Vladimir Nabokov

NABOKV-L post 0014623, Thu, 11 Jan 2007 07:14:37 EST

Subject
Theory: CHW to CK and SK
Date
Body

From Charles to Carolyn
……whiff of Ayn Rand, if you'll allow me.
I associate Rand with a number of –isms, principally something called
Objectivism, but I reject any personal identification with her ideologies, such as
I perceive them. I did read The Fountainhead when I was about 20, and can
remember it made a big impact at the time, but I’ve forgotten what it was all
about, and don’t have a copy. About 4 or 5 decades later I met a Rand fanatic,
a bookseller, and tried to read Atlas Shrugged, but it was so badly written
I soon gave up, and I don’t have any real idea what it was wanting to say.
Helen Mirren gave what struck me as a brilliant portrayal of Ayn Rand in a
film, which permanently turned me off her as a personality. Perhaps the film
misrepresented her.
Who after all was the "true artist" - - Lolita? or Humbert?
I can’t follow this point. Are you saying that Lolita was the American,
Humbert the European, and that Lolita was the “truer artist”? I don’t think of
either as an “artist” in any sense at all. VN was the “artist”. Perhaps you
are saying that Lolita was the innocent, and Humbert was the swine, but I don’
t see that this has anything to do with either character as “artist”.
not to forget that VN was as much observer, scholar, scientist and teacher
as anything else.
I suggest that VN will be remembered 1st as a writer; 2nd as a research
lepidopterist. He does not seem to me to expound any “theories”, but I may be
wrong when it comes to lepidoptery. Does he have any over-arching “theory”
about literature?

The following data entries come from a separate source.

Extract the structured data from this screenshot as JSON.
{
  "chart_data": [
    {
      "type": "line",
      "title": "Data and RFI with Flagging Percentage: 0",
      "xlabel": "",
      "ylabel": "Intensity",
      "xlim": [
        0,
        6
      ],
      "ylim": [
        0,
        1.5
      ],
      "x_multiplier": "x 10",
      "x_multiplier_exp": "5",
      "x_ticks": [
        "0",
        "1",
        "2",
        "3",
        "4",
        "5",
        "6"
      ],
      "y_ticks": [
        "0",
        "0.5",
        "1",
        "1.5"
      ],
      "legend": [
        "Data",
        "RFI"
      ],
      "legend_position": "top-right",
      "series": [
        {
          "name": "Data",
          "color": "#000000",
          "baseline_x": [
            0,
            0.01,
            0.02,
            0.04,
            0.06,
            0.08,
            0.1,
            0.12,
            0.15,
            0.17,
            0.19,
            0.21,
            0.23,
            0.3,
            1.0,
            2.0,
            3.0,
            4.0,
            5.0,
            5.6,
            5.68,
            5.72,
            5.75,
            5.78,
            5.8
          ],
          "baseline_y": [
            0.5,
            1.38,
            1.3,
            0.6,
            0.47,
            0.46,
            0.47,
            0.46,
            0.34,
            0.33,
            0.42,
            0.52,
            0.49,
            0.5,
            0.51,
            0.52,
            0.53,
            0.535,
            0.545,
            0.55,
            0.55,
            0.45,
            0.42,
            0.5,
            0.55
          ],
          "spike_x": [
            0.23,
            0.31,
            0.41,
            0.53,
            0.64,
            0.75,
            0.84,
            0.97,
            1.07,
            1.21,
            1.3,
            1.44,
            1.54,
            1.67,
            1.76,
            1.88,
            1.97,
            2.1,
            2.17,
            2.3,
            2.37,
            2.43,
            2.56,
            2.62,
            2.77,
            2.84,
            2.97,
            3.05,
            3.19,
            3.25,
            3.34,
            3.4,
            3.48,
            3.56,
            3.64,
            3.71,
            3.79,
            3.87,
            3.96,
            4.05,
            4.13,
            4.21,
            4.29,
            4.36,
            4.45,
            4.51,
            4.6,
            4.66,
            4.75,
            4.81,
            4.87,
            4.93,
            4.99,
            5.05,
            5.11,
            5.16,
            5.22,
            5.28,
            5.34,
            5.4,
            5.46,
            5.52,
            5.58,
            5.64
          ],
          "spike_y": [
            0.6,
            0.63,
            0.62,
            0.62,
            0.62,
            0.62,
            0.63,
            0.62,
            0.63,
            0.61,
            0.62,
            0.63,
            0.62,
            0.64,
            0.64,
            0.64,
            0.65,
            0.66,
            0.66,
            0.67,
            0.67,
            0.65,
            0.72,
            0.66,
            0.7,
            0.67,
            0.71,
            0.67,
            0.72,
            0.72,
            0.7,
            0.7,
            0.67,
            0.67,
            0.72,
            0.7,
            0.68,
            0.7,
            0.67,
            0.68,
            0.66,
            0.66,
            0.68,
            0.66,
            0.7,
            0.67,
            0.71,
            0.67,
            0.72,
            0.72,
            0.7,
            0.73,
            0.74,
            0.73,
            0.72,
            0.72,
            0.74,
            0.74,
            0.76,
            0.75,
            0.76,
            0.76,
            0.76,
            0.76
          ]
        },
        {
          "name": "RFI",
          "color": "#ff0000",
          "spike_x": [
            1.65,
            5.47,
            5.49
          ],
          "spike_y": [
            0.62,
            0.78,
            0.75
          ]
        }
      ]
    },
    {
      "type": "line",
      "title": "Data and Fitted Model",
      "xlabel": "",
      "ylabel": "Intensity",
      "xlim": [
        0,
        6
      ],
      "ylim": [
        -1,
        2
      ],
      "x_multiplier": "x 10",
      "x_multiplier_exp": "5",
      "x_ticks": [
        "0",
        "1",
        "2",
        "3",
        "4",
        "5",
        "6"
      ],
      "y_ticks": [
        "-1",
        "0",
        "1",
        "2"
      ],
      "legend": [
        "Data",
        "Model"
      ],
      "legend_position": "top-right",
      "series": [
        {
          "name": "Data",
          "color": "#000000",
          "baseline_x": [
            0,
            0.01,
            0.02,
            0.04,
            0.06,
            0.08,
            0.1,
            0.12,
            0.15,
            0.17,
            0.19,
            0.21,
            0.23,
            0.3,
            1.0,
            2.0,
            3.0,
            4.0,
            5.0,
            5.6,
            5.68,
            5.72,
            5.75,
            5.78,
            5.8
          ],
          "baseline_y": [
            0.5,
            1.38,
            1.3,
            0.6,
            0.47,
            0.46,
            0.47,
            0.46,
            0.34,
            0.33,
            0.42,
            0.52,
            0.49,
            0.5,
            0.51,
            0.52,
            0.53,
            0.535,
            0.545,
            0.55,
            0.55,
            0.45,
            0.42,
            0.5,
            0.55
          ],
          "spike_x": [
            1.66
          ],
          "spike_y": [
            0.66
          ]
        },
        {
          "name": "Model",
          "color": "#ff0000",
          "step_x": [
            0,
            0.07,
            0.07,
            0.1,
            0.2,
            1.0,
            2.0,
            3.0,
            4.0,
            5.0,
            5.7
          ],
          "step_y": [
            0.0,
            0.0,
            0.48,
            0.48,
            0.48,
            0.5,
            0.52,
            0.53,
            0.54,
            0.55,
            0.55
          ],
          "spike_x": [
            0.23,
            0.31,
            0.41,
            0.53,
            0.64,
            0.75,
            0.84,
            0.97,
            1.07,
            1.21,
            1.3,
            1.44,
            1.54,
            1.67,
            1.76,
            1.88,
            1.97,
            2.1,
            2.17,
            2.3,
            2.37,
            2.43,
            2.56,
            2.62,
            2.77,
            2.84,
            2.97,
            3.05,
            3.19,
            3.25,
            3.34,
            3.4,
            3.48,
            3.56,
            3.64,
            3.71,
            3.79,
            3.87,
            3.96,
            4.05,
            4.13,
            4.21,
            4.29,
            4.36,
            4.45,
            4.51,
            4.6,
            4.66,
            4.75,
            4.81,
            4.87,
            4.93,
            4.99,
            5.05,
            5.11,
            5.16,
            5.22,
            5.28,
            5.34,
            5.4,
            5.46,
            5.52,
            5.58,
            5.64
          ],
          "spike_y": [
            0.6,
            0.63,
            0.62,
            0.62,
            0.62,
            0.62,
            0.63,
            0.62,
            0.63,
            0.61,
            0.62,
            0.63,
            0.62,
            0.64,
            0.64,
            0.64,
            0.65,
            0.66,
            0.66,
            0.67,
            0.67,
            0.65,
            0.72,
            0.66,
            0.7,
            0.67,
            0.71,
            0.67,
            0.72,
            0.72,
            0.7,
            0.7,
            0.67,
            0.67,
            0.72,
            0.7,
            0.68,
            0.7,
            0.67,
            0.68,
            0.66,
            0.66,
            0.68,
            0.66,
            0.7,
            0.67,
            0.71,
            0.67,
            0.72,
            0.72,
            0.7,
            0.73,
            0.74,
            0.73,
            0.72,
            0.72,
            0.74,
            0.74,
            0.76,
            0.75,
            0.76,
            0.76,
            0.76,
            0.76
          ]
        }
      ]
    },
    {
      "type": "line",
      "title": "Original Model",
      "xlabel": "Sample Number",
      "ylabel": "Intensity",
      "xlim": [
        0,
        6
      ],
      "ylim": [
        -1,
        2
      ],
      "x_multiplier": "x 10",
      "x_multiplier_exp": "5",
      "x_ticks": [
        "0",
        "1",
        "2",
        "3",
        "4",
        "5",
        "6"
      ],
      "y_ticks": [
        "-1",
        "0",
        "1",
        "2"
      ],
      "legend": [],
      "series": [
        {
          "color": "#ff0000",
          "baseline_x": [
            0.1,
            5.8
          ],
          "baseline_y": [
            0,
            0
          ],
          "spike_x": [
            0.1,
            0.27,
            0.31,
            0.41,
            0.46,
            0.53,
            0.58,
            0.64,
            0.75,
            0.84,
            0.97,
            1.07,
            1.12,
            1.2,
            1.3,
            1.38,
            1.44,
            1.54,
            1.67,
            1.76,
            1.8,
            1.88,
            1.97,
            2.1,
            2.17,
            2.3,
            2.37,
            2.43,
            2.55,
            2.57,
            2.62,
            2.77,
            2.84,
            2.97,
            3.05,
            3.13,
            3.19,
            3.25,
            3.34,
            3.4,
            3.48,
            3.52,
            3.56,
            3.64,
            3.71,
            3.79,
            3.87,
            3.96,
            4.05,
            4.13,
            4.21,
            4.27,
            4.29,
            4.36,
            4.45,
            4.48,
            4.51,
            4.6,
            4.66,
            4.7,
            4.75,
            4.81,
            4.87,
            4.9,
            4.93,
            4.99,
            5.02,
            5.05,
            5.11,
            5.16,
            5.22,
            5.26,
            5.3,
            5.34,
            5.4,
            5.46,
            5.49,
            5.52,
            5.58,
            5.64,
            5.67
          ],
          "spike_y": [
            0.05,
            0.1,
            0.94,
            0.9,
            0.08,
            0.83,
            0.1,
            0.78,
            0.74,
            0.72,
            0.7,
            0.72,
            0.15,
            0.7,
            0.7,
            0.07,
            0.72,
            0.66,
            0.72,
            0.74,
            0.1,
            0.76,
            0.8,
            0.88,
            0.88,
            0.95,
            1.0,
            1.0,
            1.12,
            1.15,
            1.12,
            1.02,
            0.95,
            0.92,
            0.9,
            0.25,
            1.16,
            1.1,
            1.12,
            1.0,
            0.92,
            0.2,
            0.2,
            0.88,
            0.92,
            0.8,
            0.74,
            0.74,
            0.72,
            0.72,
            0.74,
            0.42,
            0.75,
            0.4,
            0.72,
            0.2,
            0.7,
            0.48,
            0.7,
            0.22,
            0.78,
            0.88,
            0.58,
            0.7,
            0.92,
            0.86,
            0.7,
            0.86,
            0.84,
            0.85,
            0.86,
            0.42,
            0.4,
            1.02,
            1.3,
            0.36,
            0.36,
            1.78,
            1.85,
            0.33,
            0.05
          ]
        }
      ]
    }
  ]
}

Actually, “theory” is rather a vague word. There is
something called “chess theory”, but it is no “theory” at all, and consists
entirely of an accumulation of knowledge derived from chess “practice”. Every new
chess champion follows his own deeper understanding of the game, and
demolishes this accumulation by inventing a new style of play which causes “theory”
to be re-written.
Yes, VN was a teacher, off and on, but I suggest that his time spent
teaching was faute de mieux, and that immediately the necessity for it ceased he
abandoned it as drudgery. I don’t mean to imply that there aren’t any
dedicated, selfless teachers who can have a highly beneficial effect on their
students. Usually their teaching consists not of creating a coterie of worshippers at
their feet, but of encouraging the students to think for themselves.

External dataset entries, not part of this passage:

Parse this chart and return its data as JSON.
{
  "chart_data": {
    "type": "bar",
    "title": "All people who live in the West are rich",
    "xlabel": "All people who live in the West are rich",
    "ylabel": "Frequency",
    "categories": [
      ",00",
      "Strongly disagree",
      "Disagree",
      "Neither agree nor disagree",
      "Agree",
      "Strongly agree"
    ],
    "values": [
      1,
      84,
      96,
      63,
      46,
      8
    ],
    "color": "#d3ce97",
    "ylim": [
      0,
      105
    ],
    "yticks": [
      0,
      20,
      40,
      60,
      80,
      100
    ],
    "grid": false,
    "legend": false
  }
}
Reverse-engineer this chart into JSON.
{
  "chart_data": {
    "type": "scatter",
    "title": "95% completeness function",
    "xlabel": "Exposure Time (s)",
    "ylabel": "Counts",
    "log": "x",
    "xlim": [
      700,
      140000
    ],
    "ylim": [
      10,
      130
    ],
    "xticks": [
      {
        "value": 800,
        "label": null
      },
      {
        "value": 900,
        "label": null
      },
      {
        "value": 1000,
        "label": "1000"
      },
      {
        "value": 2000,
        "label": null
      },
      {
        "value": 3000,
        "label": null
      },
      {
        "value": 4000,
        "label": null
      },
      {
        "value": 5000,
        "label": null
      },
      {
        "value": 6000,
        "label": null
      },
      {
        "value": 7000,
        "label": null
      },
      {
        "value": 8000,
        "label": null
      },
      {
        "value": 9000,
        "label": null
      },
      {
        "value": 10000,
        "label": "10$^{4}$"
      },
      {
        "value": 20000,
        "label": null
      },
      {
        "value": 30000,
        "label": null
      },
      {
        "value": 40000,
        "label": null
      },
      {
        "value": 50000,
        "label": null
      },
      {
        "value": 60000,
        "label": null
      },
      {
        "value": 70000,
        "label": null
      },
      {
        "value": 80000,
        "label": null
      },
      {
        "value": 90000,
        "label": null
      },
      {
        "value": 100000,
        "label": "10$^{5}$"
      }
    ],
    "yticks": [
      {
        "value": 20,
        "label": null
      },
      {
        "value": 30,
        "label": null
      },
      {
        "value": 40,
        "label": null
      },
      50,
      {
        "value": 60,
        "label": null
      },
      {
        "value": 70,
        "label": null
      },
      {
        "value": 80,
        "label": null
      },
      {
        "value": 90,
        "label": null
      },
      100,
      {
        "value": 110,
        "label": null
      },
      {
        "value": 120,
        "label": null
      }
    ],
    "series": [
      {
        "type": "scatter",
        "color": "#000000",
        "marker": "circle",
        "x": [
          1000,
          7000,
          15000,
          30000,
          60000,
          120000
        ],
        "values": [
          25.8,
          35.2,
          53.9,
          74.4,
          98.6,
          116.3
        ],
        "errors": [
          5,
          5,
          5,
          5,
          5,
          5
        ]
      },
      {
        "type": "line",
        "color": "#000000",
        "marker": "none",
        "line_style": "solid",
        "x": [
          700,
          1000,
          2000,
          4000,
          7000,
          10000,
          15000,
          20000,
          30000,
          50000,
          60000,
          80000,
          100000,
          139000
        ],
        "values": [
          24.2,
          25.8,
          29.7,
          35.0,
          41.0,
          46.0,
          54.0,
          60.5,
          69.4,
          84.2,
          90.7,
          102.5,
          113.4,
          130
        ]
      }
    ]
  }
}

let me stand up for Formalism, which I doubt VN rejected
Formalism, which I had to look up, apparently “describes an emphasis on
form over content or meaning in the arts, literature, or philosophy.” I wouldn’
t agree that VN can be categorized under such a heading. It seems to me that
there is a search for “meaning” in all his works: or, at least, that a
reader is encouraged to seek a meaning in them. But perhaps you have something
there.
Sergey Karpukhin wrote:
One British intellectual suggested that the calculatedly “difficult” idiom
of 20thC English literary modernism was an anti-egalitarian conspiracy to
keep the common reader out. Lovely Joyce and lovely Beckett, both
arch-Europeans, are elitist; VN is democratic and even populist in comparison to them.

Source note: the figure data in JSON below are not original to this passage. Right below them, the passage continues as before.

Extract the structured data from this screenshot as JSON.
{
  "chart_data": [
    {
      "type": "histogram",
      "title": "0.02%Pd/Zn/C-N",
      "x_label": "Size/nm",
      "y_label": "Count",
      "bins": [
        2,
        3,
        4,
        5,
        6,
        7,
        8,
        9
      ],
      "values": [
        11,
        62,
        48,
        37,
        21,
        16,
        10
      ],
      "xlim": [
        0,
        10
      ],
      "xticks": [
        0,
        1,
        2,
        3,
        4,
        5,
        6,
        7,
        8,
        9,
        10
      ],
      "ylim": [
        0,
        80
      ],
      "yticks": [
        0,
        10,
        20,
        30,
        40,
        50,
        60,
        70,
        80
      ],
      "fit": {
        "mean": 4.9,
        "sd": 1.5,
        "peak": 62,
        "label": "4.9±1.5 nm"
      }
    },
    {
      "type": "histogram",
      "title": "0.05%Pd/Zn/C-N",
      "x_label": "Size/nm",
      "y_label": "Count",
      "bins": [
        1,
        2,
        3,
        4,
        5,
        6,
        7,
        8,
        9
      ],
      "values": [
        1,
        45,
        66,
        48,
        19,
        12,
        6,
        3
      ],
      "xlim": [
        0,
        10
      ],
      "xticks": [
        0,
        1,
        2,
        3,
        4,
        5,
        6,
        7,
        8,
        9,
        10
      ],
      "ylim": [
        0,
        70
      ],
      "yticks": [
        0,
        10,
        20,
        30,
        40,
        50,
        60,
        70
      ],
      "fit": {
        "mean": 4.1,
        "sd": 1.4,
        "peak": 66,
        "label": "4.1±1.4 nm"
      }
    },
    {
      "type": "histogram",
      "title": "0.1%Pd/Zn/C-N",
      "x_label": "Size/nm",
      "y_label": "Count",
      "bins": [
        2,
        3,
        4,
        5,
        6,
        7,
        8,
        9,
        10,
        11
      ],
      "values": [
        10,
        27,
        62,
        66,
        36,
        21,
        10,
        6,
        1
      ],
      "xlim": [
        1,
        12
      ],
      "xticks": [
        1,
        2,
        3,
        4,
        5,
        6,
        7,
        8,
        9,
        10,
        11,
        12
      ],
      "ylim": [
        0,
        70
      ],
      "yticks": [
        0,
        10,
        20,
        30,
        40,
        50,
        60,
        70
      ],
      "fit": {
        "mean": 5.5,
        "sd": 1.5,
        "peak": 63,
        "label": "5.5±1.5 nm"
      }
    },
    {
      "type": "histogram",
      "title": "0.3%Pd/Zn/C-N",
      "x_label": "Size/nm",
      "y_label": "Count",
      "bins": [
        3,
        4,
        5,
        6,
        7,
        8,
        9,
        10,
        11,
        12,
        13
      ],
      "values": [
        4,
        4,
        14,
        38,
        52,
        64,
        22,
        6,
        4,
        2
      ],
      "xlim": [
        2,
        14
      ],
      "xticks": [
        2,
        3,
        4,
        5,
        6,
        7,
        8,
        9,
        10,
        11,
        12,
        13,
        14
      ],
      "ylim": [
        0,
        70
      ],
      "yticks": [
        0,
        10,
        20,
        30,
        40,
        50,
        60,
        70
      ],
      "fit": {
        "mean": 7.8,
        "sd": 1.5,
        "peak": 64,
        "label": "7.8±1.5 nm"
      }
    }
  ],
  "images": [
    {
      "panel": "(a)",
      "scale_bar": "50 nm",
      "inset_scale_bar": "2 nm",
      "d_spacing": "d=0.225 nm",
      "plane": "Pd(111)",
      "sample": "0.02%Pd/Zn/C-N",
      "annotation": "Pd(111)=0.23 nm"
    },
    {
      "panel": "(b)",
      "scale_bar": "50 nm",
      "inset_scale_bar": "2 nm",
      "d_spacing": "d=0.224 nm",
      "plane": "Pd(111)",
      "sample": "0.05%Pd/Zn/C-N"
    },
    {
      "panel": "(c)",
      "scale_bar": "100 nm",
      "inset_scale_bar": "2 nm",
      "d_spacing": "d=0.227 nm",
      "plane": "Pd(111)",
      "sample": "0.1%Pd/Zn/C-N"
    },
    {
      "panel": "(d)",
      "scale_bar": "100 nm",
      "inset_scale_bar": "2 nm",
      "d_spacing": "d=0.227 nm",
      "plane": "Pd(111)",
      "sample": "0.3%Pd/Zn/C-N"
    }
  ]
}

Was this the British critic, now working in the US, who attacked the
gobbledy-gook of academic literary theorists, and suggested that the inaccessibility
of their verbiage was turning ordinary people away from literature? I can’t
remember his name for the moment. I wouldn’t agree that a writer’s
readability is the same as populism.
To be more accurate, VN draws on both European elitism and American populism
at will, and combines them to produce the necessary artistic result. His
main, artistic criteria are, I’d suggest, lifted clear of nationality or
geographical affiliation. It’s we who need him to be Russian, European, or American.
The thing is he was all of those, and more. So we shouldn’t be surprised to
hear one day that he was the archetypal Transatlantic writer.
I’d agree that artistic criteria are above nationality. However, the artist
is nevertheless necessarily the product of his own personal inheritance and
environment, and in VN’s case these are essentially non-American.

And I should say that theory itself is “doing,” at any rate it can be
sublimely creative.
Well, this depends on what is meant by “theory”. When it comes to literary
theory (ie excluding something like Einstein’s theory, which is indubitably
creative) I think it is purely parasitic, and nothing but a fairly barren
spin-off from the creativity of genuine practitioners. I have an old friend who
was quite recently bewailing his fate of coming under the cosh of F.R.Leavis
when an undergraduate at Cambridge, and how the benighted “theories” of that
eminent academic had ruined English literature for him.